Studio album by Ali Farka Touré and Toumani Diabaté
- Released: September 13, 2005
- Genre: African blues
- Length: 54:39
- Label: World Circuit
- Producer: Nick Gold

Ali Farka Touré chronology
| Niafunké (1999) | In the Heart of the Moon (2005) | Savane (2006) |

= In the Heart of the Moon =

In the Heart of the Moon is a 2005 record by Malian musicians Ali Farka Touré on the guitar and providing vocals and Toumani Diabaté on the kora. The album was recorded in the "Toit de Bamako" conference room on the top floor of the Hotel Mandé overlooking the Niger River in Bamako, Mali. It is the first in a three-part series released on World Circuit Records entitled "The Hotel Mandé Sessions" followed by Savane and Boulevard de l'Independence. The album's title is derived from Touré's own more lengthy descriptive title for the recording session; "A very important meeting in the realm at the heart of the moon."

The album includes twelve tracks, based mostly on Songhai traditions of the north of Mali and the Bambara traditions of southern Mali and neighboring Guinea, harking back to the period immediately before independence. The album was recorded without rehearsals; both musicians claimed that the music flowed naturally and effortlessly, Touré being long acquainted with Diabaté's family and musical traditions. Despite their mutual admiration the musicians had previously only performed a total of three hours together over fifteen years. The Guardian described it as an "easygoing jam session album."

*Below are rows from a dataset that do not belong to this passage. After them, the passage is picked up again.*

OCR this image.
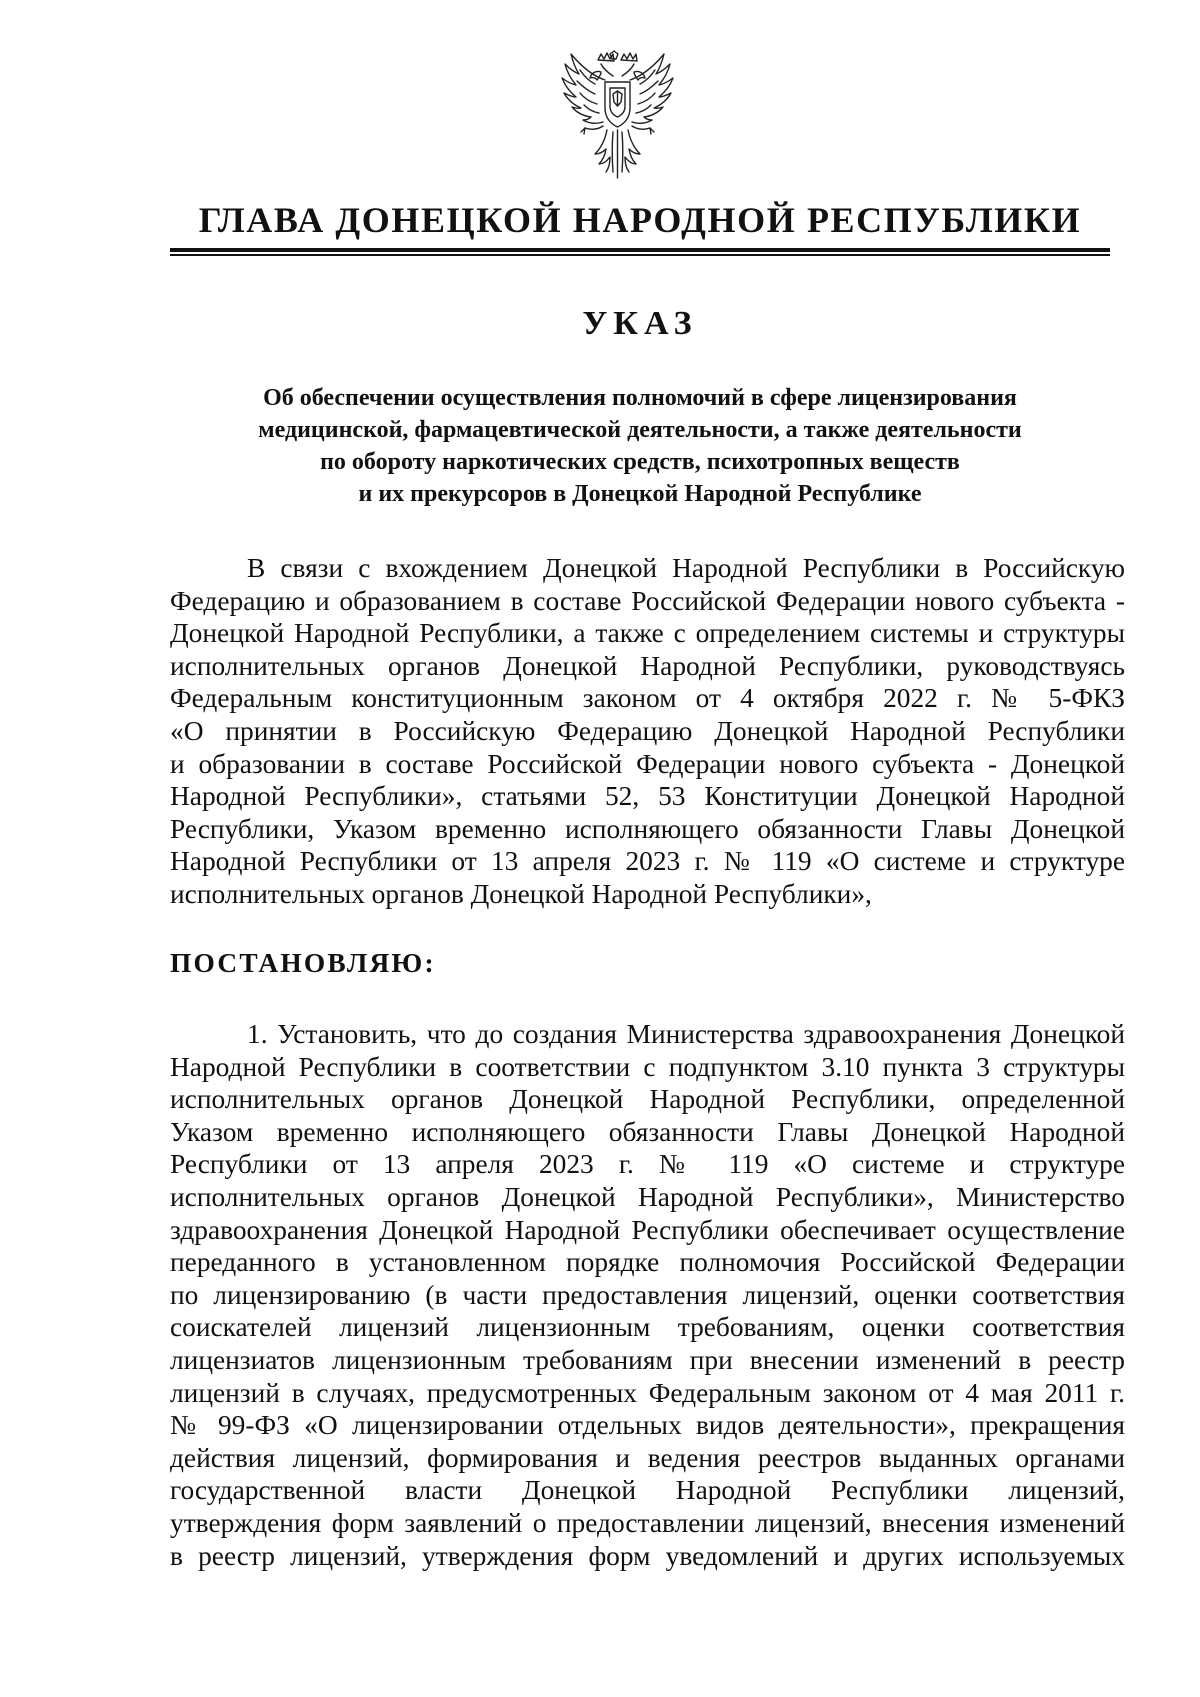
ГЛАВА ДОНЕЦКОЙ НАРОДНОЙ РЕСПУБЛИКИ
УКАЗ
Об обеспечении осуществления полномочий в сфере лицензирования
медицинской, фармацевтической деятельности, а также деятельности
по обороту наркотических средств, психотропных веществ
и их прекурсоров в Донецкой Народной Республике
В связи с вхождением Донецкой Народной Республики в Российскую
Федерацию и образованием в составе Российской Федерации нового субъекта -
Донецкой Народной Республики, а также с определением системы и структуры
исполнительных органов Донецкой Народной Республики, руководствуясь
Федеральным конституционным законом от 4 октября 2022 г. № 5-ФКЗ
«О принятии в Российскую Федерацию Донецкой Народной Республики
и образовании в составе Российской Федерации нового субъекта - Донецкой
Народной Республики», статьями 52, 53 Конституции Донецкой Народной
Республики, Указом временно исполняющего обязанности Главы Донецкой
Народной Республики от 13 апреля 2023 г. № 119 «О системе и структуре
исполнительных органов Донецкой Народной Республики»,
ПОСТАНОВЛЯЮ:
1. Установить, что до создания Министерства здравоохранения Донецкой
Народной Республики в соответствии с подпунктом 3.10 пункта 3 структуры
исполнительных органов Донецкой Народной Республики, определенной
Указом временно исполняющего обязанности Главы Донецкой Народной
Республики от 13 апреля 2023 г. № 119 «О системе и структуре
исполнительных органов Донецкой Народной Республики», Министерство
здравоохранения Донецкой Народной Республики обеспечивает осуществление
переданного в установленном порядке полномочия Российской Федерации
по лицензированию (в части предоставления лицензий, оценки соответствия
соискателей лицензий лицензионным требованиям, оценки соответствия
лицензиатов лицензионным требованиям при внесении изменений в реестр
лицензий в случаях, предусмотренных Федеральным законом от 4 мая 2011 г.
№ 99-ФЗ «О лицензировании отдельных видов деятельности», прекращения
действия лицензий, формирования и ведения реестров выданных органами
государственной власти Донецкой Народной Республики лицензий,
утверждения форм заявлений о предоставлении лицензий, внесения изменений
в реестр лицензий, утверждения форм уведомлений и других используемых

In 2009. It was awarded a gold certification from the Independent Music Companies Association which indicated sales of at least 100,000 copies throughout Europe.

Professional ratings
Review scores
| Source | Rating |
| All About Jazz | Star Half star |
| AllMusic | Star Half star |
| Artistdirect | Star Half star |
| The Guardian | Star |
| The Harvard Crimson | Star Half star |
| The Observer | Star |

== Track listing ==

- Traditional arrangement

| No. | Title | Arranged by | Length |
|---|---|---|---|
| 1. | "Debe" | Ali Farka Touré & Toumani Diabaté * | 4:55 |
| 2. | "Kala" | Toumani Diabaté * | 5:06 |
| 3. | "Mamadou Boutiquier" | Toumani Diabaté * | 5:04 |
| 4. | "Monsieur le Maire de Niafunké" | Toumani Diabaté | 3:58 |
| 5. | "Kaira" | Ali Farka Touré & Toumani Diabaté * | 6:24 |
| 6. | "Simbo" | Ali Farka Touré & Toumani Diabaté * | 4:00 |
| 7. | "Ai Ga Bani" | Ali Farka Touré | 4:34 |
| 8. | "Soumbou Ya Ya" | Ali Farka Touré & Toumani Diabaté * | 3:30 |
| 9. | "Naweye Toro" | Ali Farka Touré & Toumani Diabaté * | 4:23 |
| 10. | "Kadi Kadi" | Ali Farka Touré | 3:21 |
| 11. | "Gomni" | Ali Farka Touré | 4:17 |
| 12. | "Hawa Dolo" | Ali Farka Touré | 5:05 |

=== Monsieur le Maire de Niafunké ===
The fourth track on the album, Monsieur le Maire de Niafunké, was dedicated to Touré by Diabaté to commemorate the fact that, shortly before the album was recorded, Touré was made mayor of Niafunké. Additionally, Diabaté wanted to express his appreciation for Touré, from whom he had learned a great deal. The recording session gave Diabaté the opportunity to learn directly from Touré, who he described as "one of the great, great, great musicians" and "a prophet of the blues."

== Musicians ==
- Ali Farka Touré – guitar, singing (1, 7)
- Toumani Diabaté – kora
- Ry Cooder – Kawai piano (3, 7), Ripley guitar (12)
- Sekou Kanté – bass guitar (7, 8, 9)
- Orlando "Cachaíto" López – bass guitar (11, 12)
- Joachim Cooder – percussion (3, 5, 11)
- Olalekan Babalola – percussion (4, 11)
- James Thompson – shaker (5)

== International accolades ==
In 2006 the album was nominated for the Album of the Year Award in the BBC Radio 3 Awards for World Music but lost out to another Malian duo (Amadou and Mariam, with Dimanche à Bamako). In February of the same year the album won the Best Traditional World Album at the 48th Annual Grammy Awards. Diabaté was present at the ceremony to accept the award for both musicians. Farka was unable to personally accept the award and he would die before the award could be brought to him by the album's producer, Nick Gold.